Un travail collaboratif mal pensé peut amener des risques, pour l’entreprise comme pour le salarié. L’absentéisme, la démotivation, la perte de temps due aux mauvaises utilisations des outils peuvent avoir des conséquences. Les experts relèvent deux types de menace. L’isolement physique d’abord. « Alors que les compétences sociales sont très recherchées et que les interactions entre les personnes deviennent la norme au travail, on n’organise plus la régulation entre les individus », soulève Alain d’Iribarne. « Les aspérités des relations sont humaines et on cherche à les gommer pour que tout le monde travaille ensemble : le collaborateur doit faire avec, mais cette suradaptation crée du stress », abonde Valérie Julien Grésin.

Rigidité et fatigue.

Deuxième menace pour le salarié : une frustration qui grandit. « Si les cadres, les managers, la culture d’entreprise ne sont pas adaptés au travail collaboratif et si les outils sont mal utilisés, le salarié peut ressentir une frustration. Il a envie de travailler avec des méthodes modernes, de façon plus agile, mais l’organisation ne lui fournit pas les conditions. Il ne peut pas y arriver seul », relève Philippe Pinault. Beaucoup d’entreprises ont lancé des réseaux sociaux. Mais « il faut une volonté de travailler en réseau, un changement de culture d’entreprise ». Sans cela, l’organisation pourrait perdre gros. « L’utilisation des outils nous formate. À force d’être dans cette interaction, on développe des automatismes, et donc la créativité est limitée et la vitalité de la coopération réduite », analyse Valérie Julien Grésin. Selon elle, « dans beaucoup d’entreprises, la coopération se fait en gardant les yeux rivés sur un écran : cela induit une rigidité et de la fatigue. Aucune étude n’a abordé le sujet en profondeur, mais alors qu’il y a une prescription forte d’innovation dans les entreprises, il faut revenir sur ce paradoxe ».

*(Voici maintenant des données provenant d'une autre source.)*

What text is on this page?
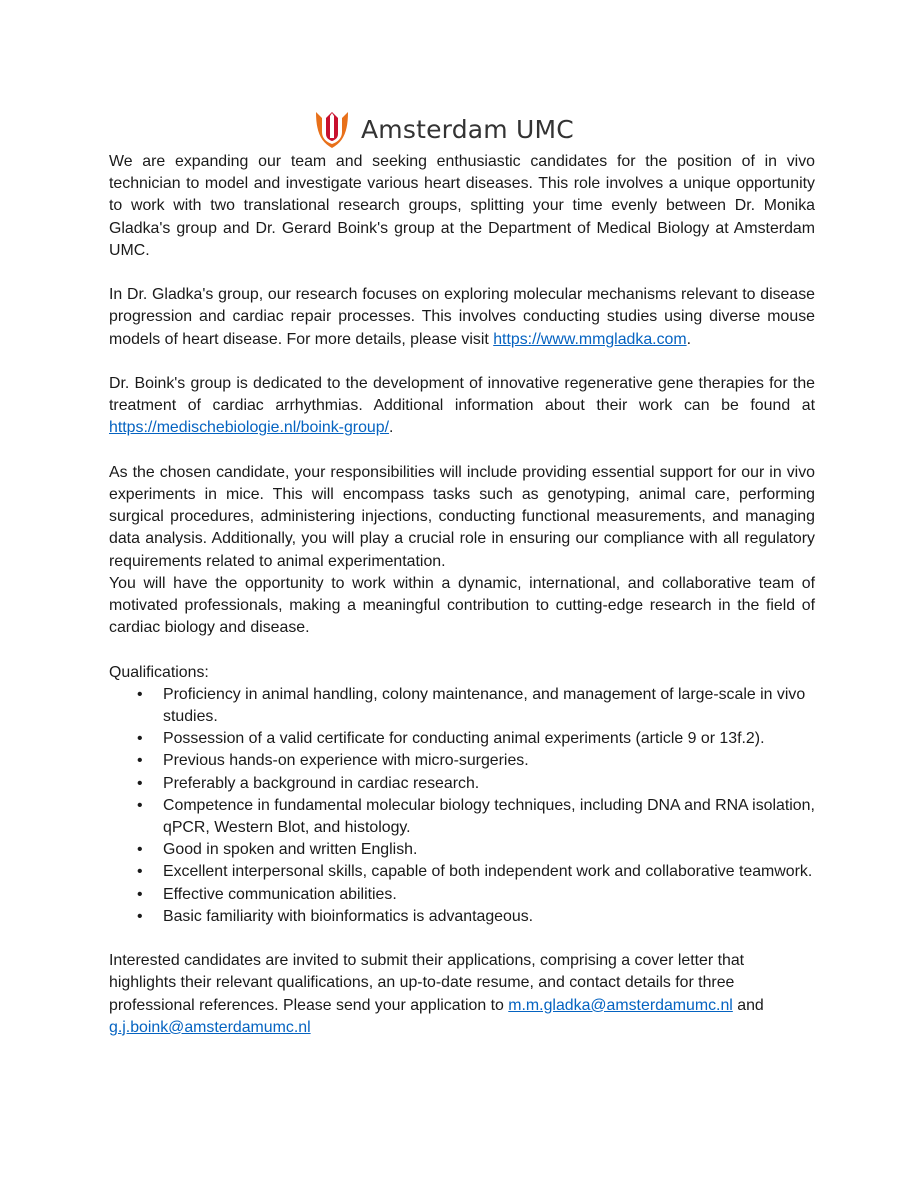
Amsterdam UMC

We are expanding our team and seeking enthusiastic candidates for the position of in vivo technician to model and investigate various heart diseases. This role involves a unique opportunity to work with two translational research groups, splitting your time evenly between Dr. Monika Gladka's group and Dr. Gerard Boink's group at the Department of Medical Biology at Amsterdam UMC.

In Dr. Gladka's group, our research focuses on exploring molecular mechanisms relevant to disease progression and cardiac repair processes. This involves conducting studies using diverse mouse models of heart disease. For more details, please visit https://www.mmgladka.com.

Dr. Boink's group is dedicated to the development of innovative regenerative gene therapies for the treatment of cardiac arrhythmias. Additional information about their work can be found at https://medischebiologie.nl/boink-group/.

As the chosen candidate, your responsibilities will include providing essential support for our in vivo experiments in mice. This will encompass tasks such as genotyping, animal care, performing surgical procedures, administering injections, conducting functional measurements, and managing data analysis. Additionally, you will play a crucial role in ensuring our compliance with all regulatory requirements related to animal experimentation.

You will have the opportunity to work within a dynamic, international, and collaborative team of motivated professionals, making a meaningful contribution to cutting-edge research in the field of cardiac biology and disease.

Qualifications:

• Proficiency in animal handling, colony maintenance, and management of large-scale in vivo studies.
• Possession of a valid certificate for conducting animal experiments (article 9 or 13f.2).
• Previous hands-on experience with micro-surgeries.
• Preferably a background in cardiac research.
• Competence in fundamental molecular biology techniques, including DNA and RNA isolation, qPCR, Western Blot, and histology.
• Good in spoken and written English.
• Excellent interpersonal skills, capable of both independent work and collaborative teamwork.
• Effective communication abilities.
• Basic familiarity with bioinformatics is advantageous.

Interested candidates are invited to submit their applications, comprising a cover letter that highlights their relevant qualifications, an up-to-date resume, and contact details for three professional references. Please send your application to m.m.gladka@amsterdamumc.nl and g.j.boink@amsterdamumc.nl
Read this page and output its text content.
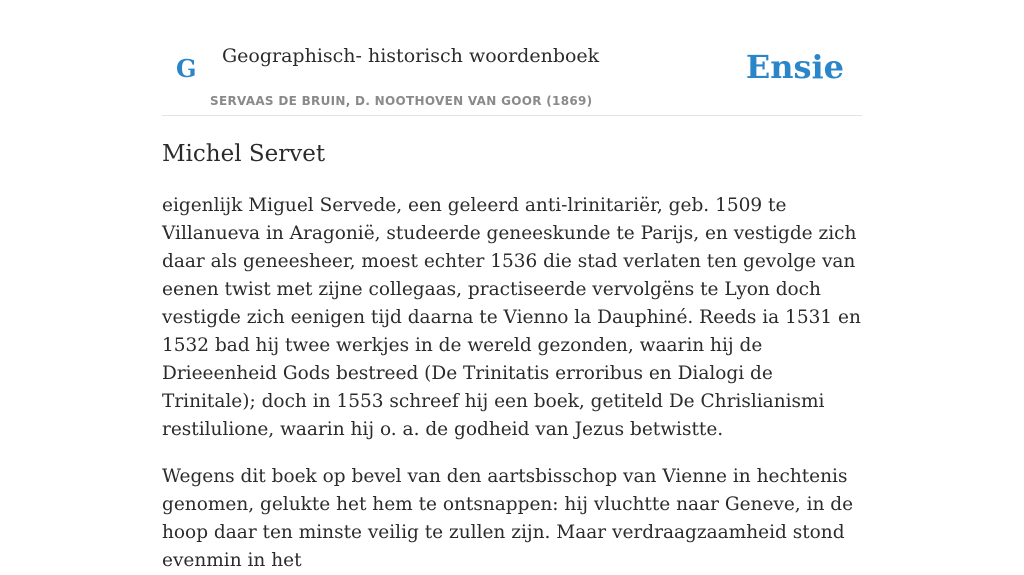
G Geographisch- historisch woordenboek
SERVAAS DE BRUIN, D. NOOTHOVEN VAN GOOR (1869)
Ensie
Michel Servet

eigenlijk Miguel Servede, een geleerd anti-lrinitariër, geb. 1509 te Villanueva in Aragonië, studeerde geneeskunde te Parijs, en vestigde zich daar als geneesheer, moest echter 1536 die stad verlaten ten gevolge van eenen twist met zijne collegaas, practiseerde vervolgëns te Lyon doch vestigde zich eenigen tijd daarna te Vienno la Dauphiné. Reeds ia 1531 en 1532 bad hij twee werkjes in de wereld gezonden, waarin hij de Drieeenheid Gods bestreed (De Trinitatis erroribus en Dialogi de Trinitale); doch in 1553 schreef hij een boek, getiteld De Chrislianismi restilulione, waarin hij o. a. de godheid van Jezus betwistte.

Wegens dit boek op bevel van den aartsbisschop van Vienne in hechtenis genomen, gelukte het hem te ontsnappen: hij vluchtte naar Geneve, in de hoop daar ten minste veilig te zullen zijn. Maar verdraagzaamheid stond evenmin in het
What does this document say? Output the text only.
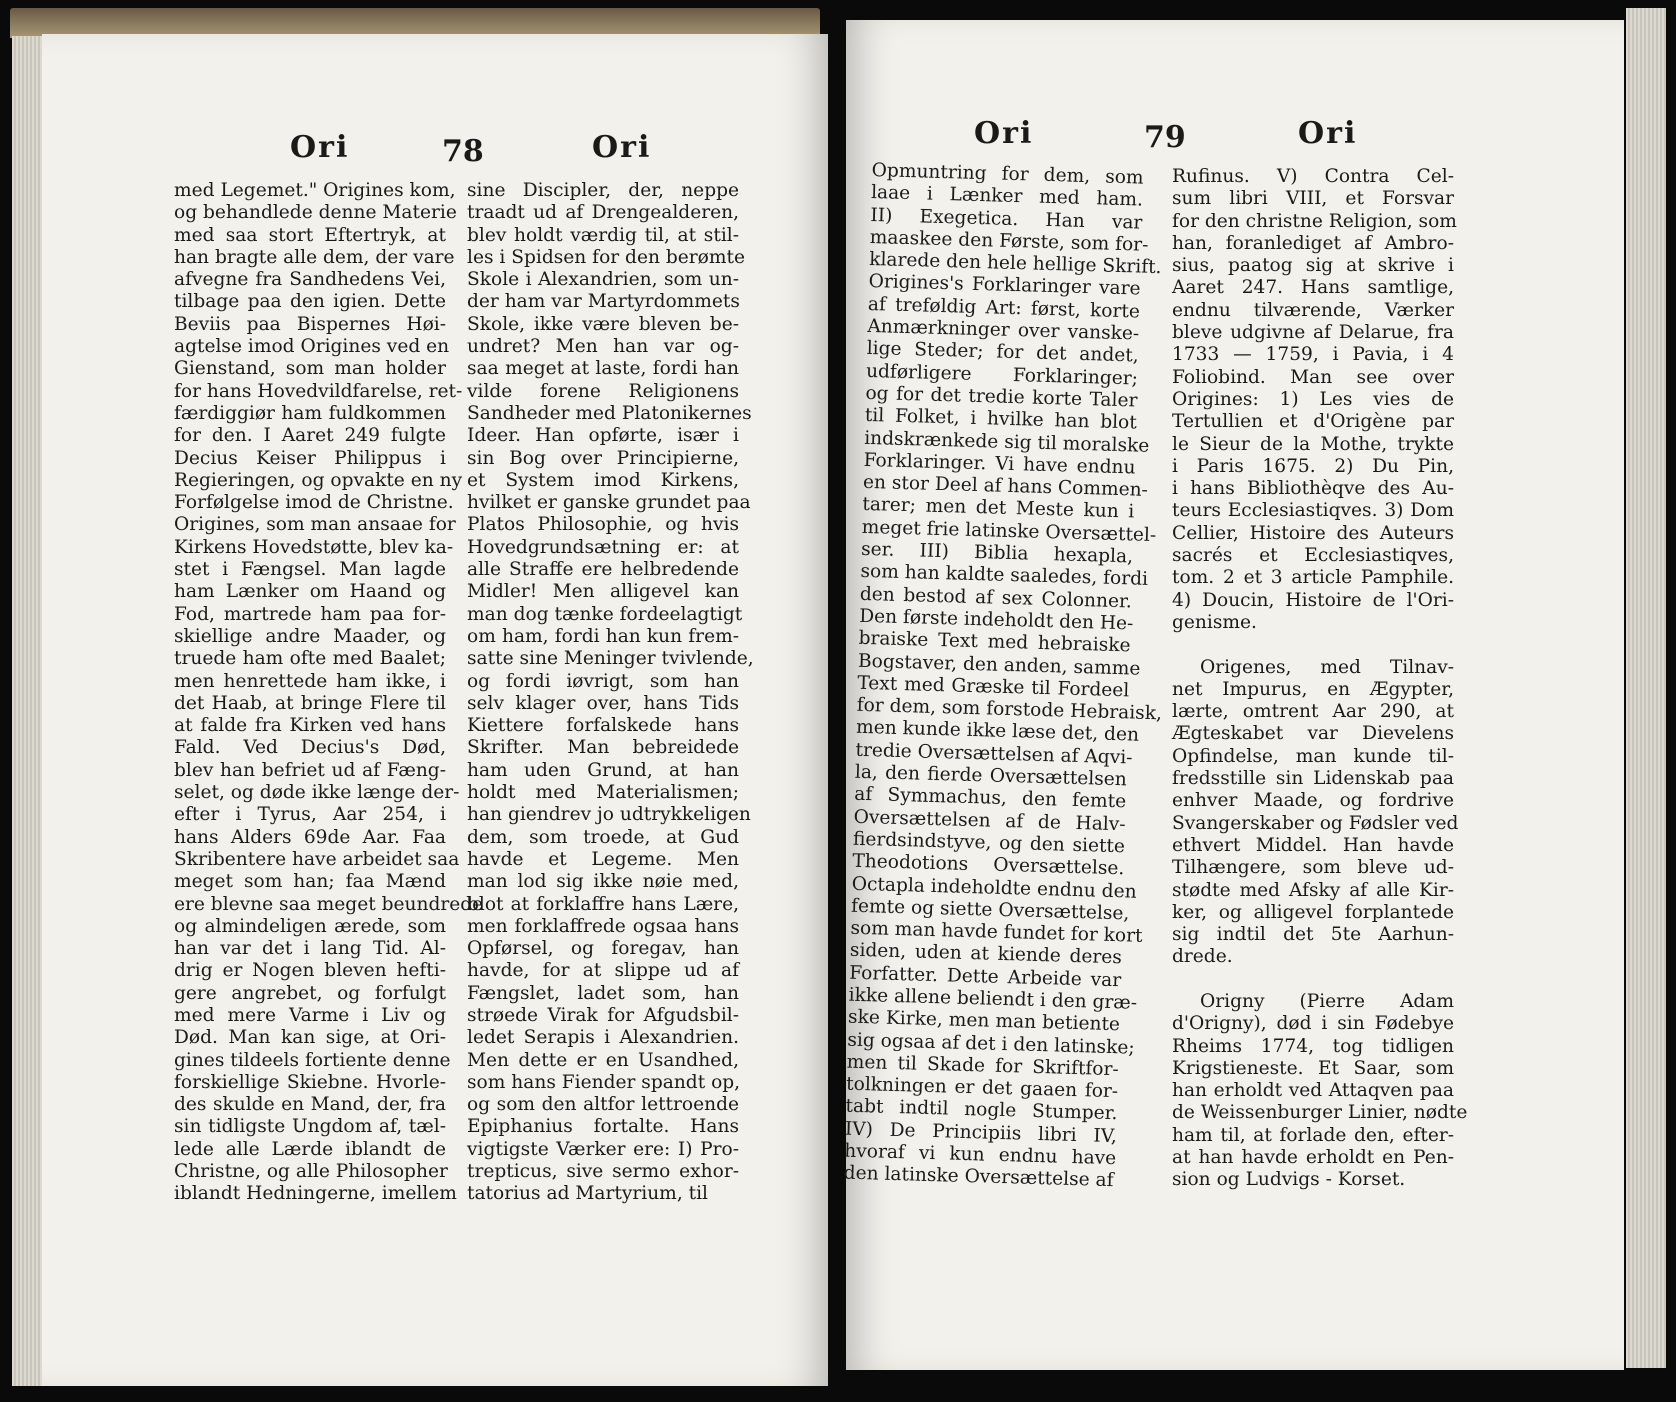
Ori	78	Ori
med Legemet." Origines kom,
og behandlede denne Materie
med saa stort Eftertryk, at
han bragte alle dem, der vare
afvegne fra Sandhedens Vei,
tilbage paa den igien. Dette
Beviis paa Bispernes Høi-
agtelse imod Origines ved en
Gienstand, som man holder
for hans Hovedvildfarelse, ret-
færdiggiør ham fuldkommen
for den. I Aaret 249 fulgte
Decius Keiser Philippus i
Regieringen, og opvakte en ny
Forfølgelse imod de Christne.
Origines, som man ansaae for
Kirkens Hovedstøtte, blev ka-
stet i Fængsel. Man lagde
ham Lænker om Haand og
Fod, martrede ham paa for-
skiellige andre Maader, og
truede ham ofte med Baalet;
men henrettede ham ikke, i
det Haab, at bringe Flere til
at falde fra Kirken ved hans
Fald. Ved Decius's Død,
blev han befriet ud af Fæng-
selet, og døde ikke længe der-
efter i Tyrus, Aar 254, i
hans Alders 69de Aar. Faa
Skribentere have arbeidet saa
meget som han; faa Mænd
ere blevne saa meget beundrede
og almindeligen ærede, som
han var det i lang Tid. Al-
drig er Nogen bleven hefti-
gere angrebet, og forfulgt
med mere Varme i Liv og
Død. Man kan sige, at Ori-
gines tildeels fortiente denne
forskiellige Skiebne. Hvorle-
des skulde en Mand, der, fra
sin tidligste Ungdom af, tæl-
lede alle Lærde iblandt de
Christne, og alle Philosopher
iblandt Hedningerne, imellem
sine Discipler, der, neppe
traadt ud af Drengealderen,
blev holdt værdig til, at stil-
les i Spidsen for den berømte
Skole i Alexandrien, som un-
der ham var Martyrdommets
Skole, ikke være bleven be-
undret? Men han var og-
saa meget at laste, fordi han
vilde forene Religionens
Sandheder med Platonikernes
Ideer. Han opførte, især i
sin Bog over Principierne,
et System imod Kirkens,
hvilket er ganske grundet paa
Platos Philosophie, og hvis
Hovedgrundsætning er: at
alle Straffe ere helbredende
Midler! Men alligevel kan
man dog tænke fordeelagtigt
om ham, fordi han kun frem-
satte sine Meninger tvivlende,
og fordi iøvrigt, som han
selv klager over, hans Tids
Kiettere forfalskede hans
Skrifter. Man bebreidede
ham uden Grund, at han
holdt med Materialismen;
han giendrev jo udtrykkeligen
dem, som troede, at Gud
havde et Legeme. Men
man lod sig ikke nøie med,
blot at forklaffre hans Lære,
men forklaffrede ogsaa hans
Opførsel, og foregav, han
havde, for at slippe ud af
Fængslet, ladet som, han
strøede Virak for Afgudsbil-
ledet Serapis i Alexandrien.
Men dette er en Usandhed,
som hans Fiender spandt op,
og som den altfor lettroende
Epiphanius fortalte. Hans
vigtigste Værker ere: I) Pro-
trepticus, sive sermo exhor-
tatorius ad Martyrium, til
Ori	79	Ori
Opmuntring for dem, som
laae i Lænker med ham.
II) Exegetica. Han var
maaskee den Første, som for-
klarede den hele hellige Skrift.
Origines's Forklaringer vare
af treføldig Art: først, korte
Anmærkninger over vanske-
lige Steder; for det andet,
udførligere Forklaringer;
og for det tredie korte Taler
til Folket, i hvilke han blot
indskrænkede sig til moralske
Forklaringer. Vi have endnu
en stor Deel af hans Commen-
tarer; men det Meste kun i
meget frie latinske Oversættel-
ser. III) Biblia hexapla,
som han kaldte saaledes, fordi
den bestod af sex Colonner.
Den første indeholdt den He-
braiske Text med hebraiske
Bogstaver, den anden, samme
Text med Græske til Fordeel
for dem, som forstode Hebraisk,
men kunde ikke læse det, den
tredie Oversættelsen af Aqvi-
la, den fierde Oversættelsen
af Symmachus, den femte
Oversættelsen af de Halv-
fierdsindstyve, og den siette
Theodotions Oversættelse.
Octapla indeholdte endnu den
femte og siette Oversættelse,
som man havde fundet for kort
siden, uden at kiende deres
Forfatter. Dette Arbeide var
ikke allene beliendt i den græ-
ske Kirke, men man betiente
sig ogsaa af det i den latinske;
men til Skade for Skriftfor-
tolkningen er det gaaen for-
tabt indtil nogle Stumper.
IV) De Principiis libri IV,
hvoraf vi kun endnu have
den latinske Oversættelse af
Rufinus. V) Contra Cel-
sum libri VIII, et Forsvar
for den christne Religion, som
han, foranlediget af Ambro-
sius, paatog sig at skrive i
Aaret 247. Hans samtlige,
endnu tilværende, Værker
bleve udgivne af Delarue, fra
1733 — 1759, i Pavia, i 4
Foliobind. Man see over
Origines: 1) Les vies de
Tertullien et d'Origène par
le Sieur de la Mothe, trykte
i Paris 1675. 2) Du Pin,
i hans Bibliothèqve des Au-
teurs Ecclesiastiqves. 3) Dom
Cellier, Histoire des Auteurs
sacrés et Ecclesiastiqves,
tom. 2 et 3 article Pamphile.
4) Doucin, Histoire de l'Ori-
genisme.

Origenes, med Tilnav-
net Impurus, en Ægypter,
lærte, omtrent Aar 290, at
Ægteskabet var Dievelens
Opfindelse, man kunde til-
fredsstille sin Lidenskab paa
enhver Maade, og fordrive
Svangerskaber og Fødsler ved
ethvert Middel. Han havde
Tilhængere, som bleve ud-
stødte med Afsky af alle Kir-
ker, og alligevel forplantede
sig indtil det 5te Aarhun-
drede.

Origny (Pierre Adam
d'Origny), død i sin Fødebye
Rheims 1774, tog tidligen
Krigstieneste. Et Saar, som
han erholdt ved Attaqven paa
de Weissenburger Linier, nødte
ham til, at forlade den, efter-
at han havde erholdt en Pen-
sion og Ludvigs - Korset.
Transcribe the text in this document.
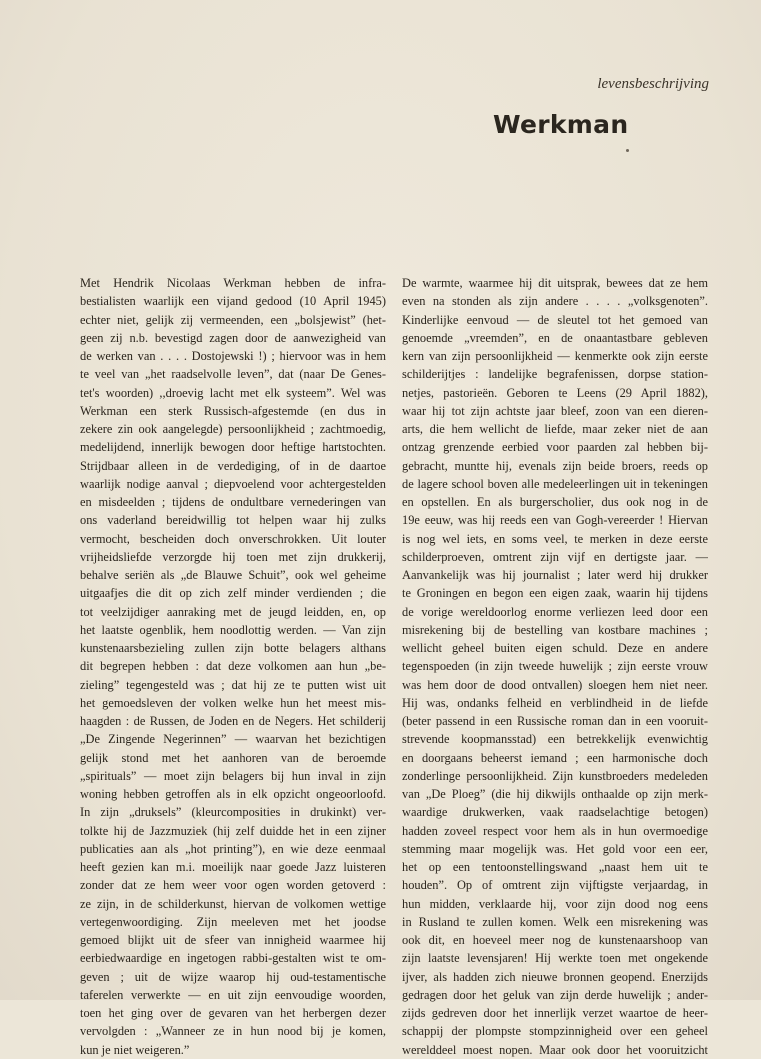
levensbeschrijving
Werkman
Met Hendrik Nicolaas Werkman hebben de infra-
bestialisten waarlijk een vijand gedood (10 April 1945)
echter niet, gelijk zij vermeenden, een „bolsjewist” (het-
geen zij n.b. bevestigd zagen door de aanwezigheid van
de werken van . . . . Dostojewski !) ; hiervoor was in hem
te veel van „het raadselvolle leven”, dat (naar De Genes-
tet's woorden) ,,droevig lacht met elk systeem”. Wel was
Werkman een sterk Russisch-afgestemde (en dus in
zekere zin ook aangelegde) persoonlijkheid ; zachtmoedig,
medelijdend, innerlijk bewogen door heftige hartstochten.
Strijdbaar alleen in de verdediging, of in de daartoe
waarlijk nodige aanval ; diepvoelend voor achtergestelden
en misdeelden ; tijdens de ondultbare vernederingen van
ons vaderland bereidwillig tot helpen waar hij zulks
vermocht, bescheiden doch onverschrokken. Uit louter
vrijheidsliefde verzorgde hij toen met zijn drukkerij,
behalve seriën als „de Blauwe Schuit”, ook wel geheime
uitgaafjes die dit op zich zelf minder verdienden ; die
tot veelzijdiger aanraking met de jeugd leidden, en, op
het laatste ogenblik, hem noodlottig werden. — Van zijn
kunstenaarsbezieling zullen zijn botte belagers althans
dit begrepen hebben : dat deze volkomen aan hun „be-
zieling” tegengesteld was ; dat hij ze te putten wist uit
het gemoedsleven der volken welke hun het meest mis-
haagden : de Russen, de Joden en de Negers. Het schilderij
„De Zingende Negerinnen” — waarvan het bezichtigen
gelijk stond met het aanhoren van de beroemde
„spirituals” — moet zijn belagers bij hun inval in zijn
woning hebben getroffen als in elk opzicht ongeoorloofd.
In zijn „druksels” (kleurcomposities in drukinkt) ver-
tolkte hij de Jazzmuziek (hij zelf duidde het in een zijner
publicaties aan als „hot printing”), en wie deze eenmaal
heeft gezien kan m.i. moeilijk naar goede Jazz luisteren
zonder dat ze hem weer voor ogen worden getoverd :
ze zijn, in de schilderkunst, hiervan de volkomen wettige
vertegenwoordiging. Zijn meeleven met het joodse
gemoed blijkt uit de sfeer van innigheid waarmee hij
eerbiedwaardige en ingetogen rabbi-gestalten wist te om-
geven ; uit de wijze waarop hij oud-testamentische
taferelen verwerkte — en uit zijn eenvoudige woorden,
toen het ging over de gevaren van het herbergen dezer
vervolgden : „Wanneer ze in hun nood bij je komen,
kun je niet weigeren.”
De warmte, waarmee hij dit uitsprak, bewees dat ze hem
even na stonden als zijn andere . . . . „volksgenoten”.
Kinderlijke eenvoud — de sleutel tot het gemoed van
genoemde „vreemden”, en de onaantastbare gebleven
kern van zijn persoonlijkheid — kenmerkte ook zijn eerste
schilderijtjes : landelijke begrafenissen, dorpse station-
netjes, pastorieën. Geboren te Leens (29 April 1882),
waar hij tot zijn achtste jaar bleef, zoon van een dieren-
arts, die hem wellicht de liefde, maar zeker niet de aan
ontzag grenzende eerbied voor paarden zal hebben bij-
gebracht, muntte hij, evenals zijn beide broers, reeds op
de lagere school boven alle medeleerlingen uit in tekeningen
en opstellen. En als burgerscholier, dus ook nog in de
19e eeuw, was hij reeds een van Gogh-vereerder ! Hiervan
is nog wel iets, en soms veel, te merken in deze eerste
schilderproeven, omtrent zijn vijf en dertigste jaar. —
Aanvankelijk was hij journalist ; later werd hij drukker
te Groningen en begon een eigen zaak, waarin hij tijdens
de vorige wereldoorlog enorme verliezen leed door een
misrekening bij de bestelling van kostbare machines ;
wellicht geheel buiten eigen schuld. Deze en andere
tegenspoeden (in zijn tweede huwelijk ; zijn eerste vrouw
was hem door de dood ontvallen) sloegen hem niet neer.
Hij was, ondanks felheid en verblindheid in de liefde
(beter passend in een Russische roman dan in een vooruit-
strevende koopmansstad) een betrekkelijk evenwichtig
en doorgaans beheerst iemand ; een harmonische doch
zonderlinge persoonlijkheid. Zijn kunstbroeders medeleden
van „De Ploeg” (die hij dikwijls onthaalde op zijn merk-
waardige drukwerken, vaak raadselachtige betogen)
hadden zoveel respect voor hem als in hun overmoedige
stemming maar mogelijk was. Het gold voor een eer,
het op een tentoonstellingswand „naast hem uit te
houden”. Op of omtrent zijn vijftigste verjaardag, in
hun midden, verklaarde hij, voor zijn dood nog eens
in Rusland te zullen komen. Welk een misrekening was
ook dit, en hoeveel meer nog de kunstenaarshoop van
zijn laatste levensjaren! Hij werkte toen met ongekende
ijver, als hadden zich nieuwe bronnen geopend. Enerzijds
gedragen door het geluk van zijn derde huwelijk ; ander-
zijds gedreven door het innerlijk verzet waartoe de heer-
schappij der plompste stompzinnigheid over een geheel
werelddeel moest nopen. Maar ook door het vooruitzicht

Certaines sociétés commencent à mettre en place des comités d’éthique sur l’utilisation des outils, elles créent de nouveaux espaces pour dialoguer ou pour s’opposer, ou elles imaginent des méthodes de codéveloppement issues de travaux sur le fonctionnement cérébral, afin de corriger les biais des dix dernières années. « Les RH, qui sont une fonction support d’aide à la direction et aux salariés, ont un rôle à jouer : ils peuvent faciliter les discussions pour optimiser les ressources de l’entreprise, comme on dit », estime le psychologue Sébastien Hof. Et ce, afin de contribuer à adopter les bons outils et à définir des règles d’utilisation partagées par les collaborateurs, par leurs managers ainsi que par les directions. La condition sine qua non pour créer une vraie culture d’entreprise collaborative.